Yaroslav Pershin was serving in the FSB at the time, IStories found out. Chashchilova said in an interview that she knew nothing about it. 

— Do you have an uncle? — Roman Anin asked. 

— An uncle?

— Yeah. 

— Like, your mother’s brother?

— Mother’s, father’s, maybe on different lines. 

— I have two uncles on my stepfather’s side. And an uncle on my mother’s side. But he died a long time ago. Maybe my father's side died too, but I don’t know them. 

— You don’t know Vladimir Pershin?

— Well, I know him. But the last time I saw him was when I wasn’t even 18. He was trying to patch things up with our family. 

— So you didn’t keep in touch with him at all?

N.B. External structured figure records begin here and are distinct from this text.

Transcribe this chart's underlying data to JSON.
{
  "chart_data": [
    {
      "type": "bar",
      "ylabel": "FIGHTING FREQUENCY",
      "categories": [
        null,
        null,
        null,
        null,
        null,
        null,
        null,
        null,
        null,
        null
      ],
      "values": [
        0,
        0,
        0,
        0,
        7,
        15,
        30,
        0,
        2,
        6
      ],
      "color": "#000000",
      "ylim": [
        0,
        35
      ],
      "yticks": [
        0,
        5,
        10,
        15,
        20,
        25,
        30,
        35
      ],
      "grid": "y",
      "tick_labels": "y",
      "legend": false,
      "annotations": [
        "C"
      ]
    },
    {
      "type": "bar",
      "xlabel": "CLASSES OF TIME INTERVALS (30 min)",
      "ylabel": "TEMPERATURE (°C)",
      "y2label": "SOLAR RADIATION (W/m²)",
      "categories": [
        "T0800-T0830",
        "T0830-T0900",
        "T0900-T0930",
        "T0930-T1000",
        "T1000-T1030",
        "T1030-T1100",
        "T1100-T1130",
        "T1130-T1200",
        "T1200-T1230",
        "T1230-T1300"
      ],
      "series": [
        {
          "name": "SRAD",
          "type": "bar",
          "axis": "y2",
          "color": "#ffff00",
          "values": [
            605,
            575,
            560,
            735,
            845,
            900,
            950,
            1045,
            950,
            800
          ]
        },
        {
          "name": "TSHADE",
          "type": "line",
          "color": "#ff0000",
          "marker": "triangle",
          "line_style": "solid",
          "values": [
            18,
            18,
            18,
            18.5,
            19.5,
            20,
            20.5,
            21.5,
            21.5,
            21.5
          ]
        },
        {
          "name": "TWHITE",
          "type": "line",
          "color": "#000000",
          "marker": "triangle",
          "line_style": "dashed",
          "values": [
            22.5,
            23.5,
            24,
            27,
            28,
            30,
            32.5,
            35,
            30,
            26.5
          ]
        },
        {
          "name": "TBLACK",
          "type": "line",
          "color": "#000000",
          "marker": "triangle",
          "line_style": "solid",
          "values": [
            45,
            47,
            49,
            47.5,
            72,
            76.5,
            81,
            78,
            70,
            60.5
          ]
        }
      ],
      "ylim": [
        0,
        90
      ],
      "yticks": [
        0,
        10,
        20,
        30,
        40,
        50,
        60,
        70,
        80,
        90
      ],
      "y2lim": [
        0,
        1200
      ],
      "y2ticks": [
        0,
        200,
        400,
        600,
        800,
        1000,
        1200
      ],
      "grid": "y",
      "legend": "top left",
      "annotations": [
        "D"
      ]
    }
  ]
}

— Well, how should I put it... I tried to stay in touch with him when I lived in Khabarovsk. But no. I can’t say it really worked out. They invited me over, I visited them a couple of times, got to know their family. For a while, I even stayed with them when I was in Khabarovsk. But that was back in my student years, and it wasn’t anything serious... And no, I don’t have any relationship or contact with them now. Haven’t for many years.

— Did you know what your uncle was up to in Khabarovsk?  

— No. 

— You didn’t know he was in the police?

— I found out about it pretty late, when I was already in university. The first time I heard about it was when his son bragged that their family had been targeted and showed me a newspaper article. <...> I never asked those kinds of questions. When you visit someone, do you always ask what the person sitting at the table does for a living?

— Masha, if it’s a stranger, no, if it’s your uncle, of course you know. 

— Well, no, I didn’t know for a while, then I found out. What was that supposed to change? I was no stranger to the opportunity to serve in the police force myself. Times were different back then. 

Reaction

Almost immediately after we spoke with Maria Chashchilova, the website Sotaproject, owned by Russian oligarch Leonid Nevzlin, published excerpts from our conversation at her request. However, they completely altered some of her responses and cut out the parts where she admitted to lying or failed to explain the discrepancies in her documents.

In December 2024, OVD-Info parted ways with Maria Chashchilova. “We fired her not because of your investigation, but its preparation, which we knew about, became a reason to take a closer look at her. We found several situations of deception, failure to provide important information about herself. And we realized that we can’t vouch for what Masha tells us or our partners about herself, and it’s impossible to work that way,” Alexander Polivanov, director of OVD-Info, told IStories. 

But Chashchilova was not out of work: while she was still being audited by OVD-Info, she took a part-time job with the Movement of Conscientious Objectors to military service in Russia (MCO), a public association that counsels Russians who wish to leave the army for reasons of conscience, including those on the front lines in Ukraine. The MCO stated it had “conducted a security check that revealed no grounds for distrust” of Chashchilova.

“I am eaten up with guilt that she made some kind of move through me. That’s why I agreed [to talk]: it’s very important for me to share all the information that I have, because it’s a matter of the safety of others. And what can I do to remedy the situation? I believe that we all at some point believed her not for bad reasons, but our best qualities were used,” Chashchilova’s ex-girlfriend Varvara explained her motivation for giving the interview to IStories. 

I understand her well, because I myself did not immediately realize that sympathy for someone else’s misfortune and trust can be manipulated so skillfully and for so long.